Anatomy of a forge engagement
A craft forge reached out to us in late 2024 with a request that looked simple on the surface: a site that reflected the discipline of the craft, and an order channel the owner could operate himself from the workshop, without going through an agency every time a piece in the catalogue changed.
The client is real; we are keeping the name anonymous at the studio’s request. What follows is the anatomy of the engagement — what was built, why, and how it has held up without team intervention over the past year.
Constraints of the engagement
Before the first line of code, we calibrated four constraints that ended up shaping the entire architecture:
- The owner operates the site from his phone, in fifteen-minute pauses between pieces. The admin surface had to fit on one screen.
- The catalogue changes slowly — between three and six new pieces per month. Any heavy CMS would have been waste.
- The operating budget was less than ten euros a month, indefinitely.
- The site had to survive multi-month periods without us touching it.
The architecture we delivered
One box, one database, no optional external services. The mental diagram fits on one line: browser → static CDN → a small VPS with Postgres and a binary.
-- complete workshop database schema
CREATE TABLE pieces (
id uuid PRIMARY KEY DEFAULT gen_random_uuid(),
slug text UNIQUE NOT NULL,
title text NOT NULL,
description text NOT NULL,
price_cents integer NOT NULL CHECK (price_cents > 0),
status text NOT NULL CHECK (status IN ('draft','published','sold')),
created_at timestamptz NOT NULL DEFAULT now(),
updated_at timestamptz NOT NULL DEFAULT now()
);
CREATE INDEX pieces_status_created_idx ON pieces (status, created_at DESC);
That is it. Eleven columns, one index, one CHECK constraint over status. The workshop catalogue is pieces; pieces have three states; the site renders the published ones and orders them by date.
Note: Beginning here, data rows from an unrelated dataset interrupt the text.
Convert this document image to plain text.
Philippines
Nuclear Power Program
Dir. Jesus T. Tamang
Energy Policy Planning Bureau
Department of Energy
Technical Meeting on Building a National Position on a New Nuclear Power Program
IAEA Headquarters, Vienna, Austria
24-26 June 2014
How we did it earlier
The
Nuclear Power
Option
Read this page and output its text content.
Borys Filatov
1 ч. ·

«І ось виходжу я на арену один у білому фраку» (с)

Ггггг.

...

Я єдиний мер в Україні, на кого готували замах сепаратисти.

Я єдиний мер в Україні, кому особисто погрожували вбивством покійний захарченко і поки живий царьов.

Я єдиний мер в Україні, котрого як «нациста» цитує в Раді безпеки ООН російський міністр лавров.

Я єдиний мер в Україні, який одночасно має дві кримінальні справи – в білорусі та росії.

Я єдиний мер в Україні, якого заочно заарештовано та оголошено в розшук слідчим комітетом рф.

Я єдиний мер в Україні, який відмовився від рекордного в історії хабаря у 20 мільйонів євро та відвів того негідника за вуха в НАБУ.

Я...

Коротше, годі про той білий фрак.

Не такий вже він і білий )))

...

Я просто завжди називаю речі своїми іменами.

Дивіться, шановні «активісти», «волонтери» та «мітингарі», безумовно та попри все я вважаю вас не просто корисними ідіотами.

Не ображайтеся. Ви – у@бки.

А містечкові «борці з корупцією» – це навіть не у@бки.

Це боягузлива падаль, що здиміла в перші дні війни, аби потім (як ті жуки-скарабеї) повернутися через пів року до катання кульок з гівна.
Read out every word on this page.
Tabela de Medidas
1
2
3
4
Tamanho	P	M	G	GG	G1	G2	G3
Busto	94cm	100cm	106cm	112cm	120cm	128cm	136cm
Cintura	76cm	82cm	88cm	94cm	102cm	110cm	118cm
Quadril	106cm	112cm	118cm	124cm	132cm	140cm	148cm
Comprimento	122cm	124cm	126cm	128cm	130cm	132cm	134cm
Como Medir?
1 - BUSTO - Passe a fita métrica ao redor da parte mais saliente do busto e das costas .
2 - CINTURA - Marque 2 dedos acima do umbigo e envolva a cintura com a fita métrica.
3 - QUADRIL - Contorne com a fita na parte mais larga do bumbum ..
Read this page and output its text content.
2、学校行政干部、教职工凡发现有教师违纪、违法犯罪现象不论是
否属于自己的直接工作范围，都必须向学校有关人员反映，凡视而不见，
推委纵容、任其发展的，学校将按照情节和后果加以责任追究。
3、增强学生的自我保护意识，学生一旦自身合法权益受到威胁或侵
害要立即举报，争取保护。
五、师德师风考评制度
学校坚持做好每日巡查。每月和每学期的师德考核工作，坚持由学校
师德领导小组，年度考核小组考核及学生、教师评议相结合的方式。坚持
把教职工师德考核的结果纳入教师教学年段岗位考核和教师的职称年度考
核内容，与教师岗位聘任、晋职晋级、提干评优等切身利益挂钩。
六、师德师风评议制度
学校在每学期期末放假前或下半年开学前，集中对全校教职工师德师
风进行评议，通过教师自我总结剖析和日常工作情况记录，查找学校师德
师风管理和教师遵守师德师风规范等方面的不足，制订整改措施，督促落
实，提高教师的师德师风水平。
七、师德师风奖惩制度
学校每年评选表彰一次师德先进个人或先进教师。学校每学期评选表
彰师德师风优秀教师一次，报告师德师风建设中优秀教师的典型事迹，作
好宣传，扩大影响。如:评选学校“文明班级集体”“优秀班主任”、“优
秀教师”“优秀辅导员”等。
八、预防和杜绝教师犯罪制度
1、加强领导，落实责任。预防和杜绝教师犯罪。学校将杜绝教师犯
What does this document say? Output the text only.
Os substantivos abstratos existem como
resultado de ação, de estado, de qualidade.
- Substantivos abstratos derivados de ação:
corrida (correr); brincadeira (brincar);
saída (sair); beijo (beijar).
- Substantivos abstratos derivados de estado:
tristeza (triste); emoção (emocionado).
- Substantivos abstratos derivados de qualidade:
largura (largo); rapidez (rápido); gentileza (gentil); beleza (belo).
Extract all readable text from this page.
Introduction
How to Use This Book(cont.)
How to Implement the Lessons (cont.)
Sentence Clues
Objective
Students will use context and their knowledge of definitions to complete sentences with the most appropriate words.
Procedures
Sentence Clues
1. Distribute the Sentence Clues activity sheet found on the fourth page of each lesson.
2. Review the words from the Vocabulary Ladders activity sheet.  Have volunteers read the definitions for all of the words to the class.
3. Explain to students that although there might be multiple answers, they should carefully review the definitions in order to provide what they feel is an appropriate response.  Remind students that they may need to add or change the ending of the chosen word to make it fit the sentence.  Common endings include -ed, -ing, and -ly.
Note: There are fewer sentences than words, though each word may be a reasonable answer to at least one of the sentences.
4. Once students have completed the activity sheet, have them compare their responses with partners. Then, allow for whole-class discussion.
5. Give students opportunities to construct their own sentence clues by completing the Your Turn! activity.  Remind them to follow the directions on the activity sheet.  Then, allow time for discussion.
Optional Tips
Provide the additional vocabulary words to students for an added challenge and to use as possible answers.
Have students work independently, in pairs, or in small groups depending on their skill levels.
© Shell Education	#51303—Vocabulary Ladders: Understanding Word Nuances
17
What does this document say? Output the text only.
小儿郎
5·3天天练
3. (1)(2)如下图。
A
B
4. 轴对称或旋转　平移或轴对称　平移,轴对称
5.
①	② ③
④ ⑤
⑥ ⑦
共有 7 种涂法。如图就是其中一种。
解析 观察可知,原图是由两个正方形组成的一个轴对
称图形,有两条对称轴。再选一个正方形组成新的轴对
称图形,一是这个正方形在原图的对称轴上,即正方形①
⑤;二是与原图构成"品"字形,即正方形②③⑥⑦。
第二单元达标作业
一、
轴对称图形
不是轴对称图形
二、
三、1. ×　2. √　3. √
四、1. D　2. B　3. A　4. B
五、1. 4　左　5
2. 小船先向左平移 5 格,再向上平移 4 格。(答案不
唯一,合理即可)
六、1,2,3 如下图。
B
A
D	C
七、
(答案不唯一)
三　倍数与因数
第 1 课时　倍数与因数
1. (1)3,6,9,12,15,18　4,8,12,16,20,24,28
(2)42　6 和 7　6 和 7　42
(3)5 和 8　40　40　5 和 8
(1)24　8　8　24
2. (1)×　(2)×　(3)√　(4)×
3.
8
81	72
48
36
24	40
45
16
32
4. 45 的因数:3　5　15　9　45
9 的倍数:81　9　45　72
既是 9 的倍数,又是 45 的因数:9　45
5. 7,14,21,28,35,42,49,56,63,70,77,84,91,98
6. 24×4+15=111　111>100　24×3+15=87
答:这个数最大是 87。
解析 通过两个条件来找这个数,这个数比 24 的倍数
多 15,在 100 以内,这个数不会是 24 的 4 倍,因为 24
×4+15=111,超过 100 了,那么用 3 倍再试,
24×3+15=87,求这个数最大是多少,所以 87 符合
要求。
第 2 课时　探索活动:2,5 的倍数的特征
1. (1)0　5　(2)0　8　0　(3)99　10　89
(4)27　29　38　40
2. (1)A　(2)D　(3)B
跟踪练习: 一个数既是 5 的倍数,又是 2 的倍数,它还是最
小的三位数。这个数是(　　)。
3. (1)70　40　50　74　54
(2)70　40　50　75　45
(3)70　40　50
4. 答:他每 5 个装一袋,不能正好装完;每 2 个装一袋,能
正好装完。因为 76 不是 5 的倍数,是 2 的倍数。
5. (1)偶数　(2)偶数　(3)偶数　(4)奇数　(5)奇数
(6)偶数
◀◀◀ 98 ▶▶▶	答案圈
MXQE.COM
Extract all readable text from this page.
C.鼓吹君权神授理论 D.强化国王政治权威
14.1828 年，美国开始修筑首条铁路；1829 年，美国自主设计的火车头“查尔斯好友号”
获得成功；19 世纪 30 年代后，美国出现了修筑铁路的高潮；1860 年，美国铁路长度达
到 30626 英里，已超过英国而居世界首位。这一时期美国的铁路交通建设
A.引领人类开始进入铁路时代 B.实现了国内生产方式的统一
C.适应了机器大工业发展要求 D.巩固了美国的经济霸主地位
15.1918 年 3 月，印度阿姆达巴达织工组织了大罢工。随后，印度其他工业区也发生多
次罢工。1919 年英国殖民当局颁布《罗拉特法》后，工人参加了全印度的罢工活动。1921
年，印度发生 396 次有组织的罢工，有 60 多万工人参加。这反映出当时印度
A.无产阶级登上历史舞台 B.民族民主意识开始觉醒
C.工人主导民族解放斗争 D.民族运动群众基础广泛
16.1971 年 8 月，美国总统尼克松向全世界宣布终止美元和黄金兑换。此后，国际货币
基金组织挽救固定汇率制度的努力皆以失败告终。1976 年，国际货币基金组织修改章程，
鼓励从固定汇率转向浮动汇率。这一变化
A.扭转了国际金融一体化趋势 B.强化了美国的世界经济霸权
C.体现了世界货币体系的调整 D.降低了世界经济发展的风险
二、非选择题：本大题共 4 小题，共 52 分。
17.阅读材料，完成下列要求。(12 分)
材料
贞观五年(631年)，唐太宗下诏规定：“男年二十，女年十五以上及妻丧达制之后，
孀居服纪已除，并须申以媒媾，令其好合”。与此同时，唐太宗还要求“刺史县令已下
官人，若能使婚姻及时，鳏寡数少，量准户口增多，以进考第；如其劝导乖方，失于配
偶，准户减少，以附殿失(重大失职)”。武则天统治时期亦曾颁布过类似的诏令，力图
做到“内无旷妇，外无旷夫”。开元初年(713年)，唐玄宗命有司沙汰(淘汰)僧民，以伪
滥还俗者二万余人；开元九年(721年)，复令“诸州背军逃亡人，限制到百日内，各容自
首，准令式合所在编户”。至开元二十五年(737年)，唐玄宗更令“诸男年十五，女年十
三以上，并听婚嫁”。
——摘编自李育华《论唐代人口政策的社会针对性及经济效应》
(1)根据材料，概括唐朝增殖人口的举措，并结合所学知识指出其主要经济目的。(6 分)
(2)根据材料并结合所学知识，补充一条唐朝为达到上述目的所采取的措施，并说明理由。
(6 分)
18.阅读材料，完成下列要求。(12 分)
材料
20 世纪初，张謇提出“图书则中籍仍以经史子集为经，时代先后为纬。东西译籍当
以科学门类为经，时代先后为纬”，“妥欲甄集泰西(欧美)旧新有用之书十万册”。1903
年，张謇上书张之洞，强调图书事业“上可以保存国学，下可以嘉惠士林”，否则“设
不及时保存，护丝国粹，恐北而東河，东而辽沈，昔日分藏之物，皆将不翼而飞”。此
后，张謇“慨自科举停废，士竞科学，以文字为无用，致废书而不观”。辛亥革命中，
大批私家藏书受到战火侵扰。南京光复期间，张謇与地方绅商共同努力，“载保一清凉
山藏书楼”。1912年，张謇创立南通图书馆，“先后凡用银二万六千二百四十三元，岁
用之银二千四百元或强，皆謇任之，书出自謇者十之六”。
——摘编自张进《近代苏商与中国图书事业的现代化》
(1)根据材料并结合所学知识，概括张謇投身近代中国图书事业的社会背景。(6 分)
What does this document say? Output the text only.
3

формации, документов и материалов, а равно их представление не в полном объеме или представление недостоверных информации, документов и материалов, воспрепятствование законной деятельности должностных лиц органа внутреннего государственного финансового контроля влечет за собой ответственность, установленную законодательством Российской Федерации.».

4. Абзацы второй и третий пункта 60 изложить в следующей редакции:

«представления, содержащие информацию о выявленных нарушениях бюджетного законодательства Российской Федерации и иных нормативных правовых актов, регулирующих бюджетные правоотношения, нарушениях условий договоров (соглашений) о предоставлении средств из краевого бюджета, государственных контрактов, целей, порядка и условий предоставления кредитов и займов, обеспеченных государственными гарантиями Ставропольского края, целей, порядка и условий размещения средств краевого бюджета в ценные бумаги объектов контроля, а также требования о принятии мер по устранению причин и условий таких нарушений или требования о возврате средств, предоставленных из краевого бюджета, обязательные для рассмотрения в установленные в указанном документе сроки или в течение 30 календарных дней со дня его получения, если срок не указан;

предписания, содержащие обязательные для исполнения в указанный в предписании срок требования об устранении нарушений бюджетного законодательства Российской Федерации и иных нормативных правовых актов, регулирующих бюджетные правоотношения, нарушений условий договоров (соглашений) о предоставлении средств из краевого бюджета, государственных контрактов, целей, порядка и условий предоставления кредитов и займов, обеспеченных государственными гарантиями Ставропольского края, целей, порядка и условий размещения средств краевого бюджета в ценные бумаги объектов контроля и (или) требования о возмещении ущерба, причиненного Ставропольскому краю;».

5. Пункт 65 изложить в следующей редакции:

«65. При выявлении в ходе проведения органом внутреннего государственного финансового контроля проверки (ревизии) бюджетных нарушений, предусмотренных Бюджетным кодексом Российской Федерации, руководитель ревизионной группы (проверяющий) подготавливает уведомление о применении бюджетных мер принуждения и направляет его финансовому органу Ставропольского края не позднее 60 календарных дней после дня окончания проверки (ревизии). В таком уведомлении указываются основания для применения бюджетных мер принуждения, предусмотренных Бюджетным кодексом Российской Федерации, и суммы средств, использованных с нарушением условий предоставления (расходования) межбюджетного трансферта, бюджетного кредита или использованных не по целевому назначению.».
The admin surface is a classic HTML <form> posting to an endpoint in the same process, authenticated with a signed cookie. No React in the panel. No SPA. The owner can edit the catalogue from a 3G connection in the middle of a field and the change appears live in two seconds.
Why Postgres for everything
Several people asked us why we did not use a specialized service for images, another for search, another for queues. The answer is the same as always: every new service is an operating commitment the client ends up paying for — in money, in time, or in mental complexity.
Postgres, instead, is a part the owner does not have to maintain. The hosting platform upgrades it; we left it configured with a weekly pg_dump to a cold bucket; recovery is measured in minutes.
What has happened in fifteen months
The site has been in production for fifteen months. In that period we have touched the code four times — three of those at the explicit request of the client (new fields in the order form), one for a minor Postgres migration. Average response time on the primary domain: under 200 ms at p95. Monthly operating cost: under twelve euros, all in.
If you want to see the pattern applied to another sector, read also Small, durable systems — the technical manifesto we start every engagement from.
The criterion that remains
We do not sell sophisticated architectures. We sell systems the client can operate and we can step away from without the client noticing. That is the contract.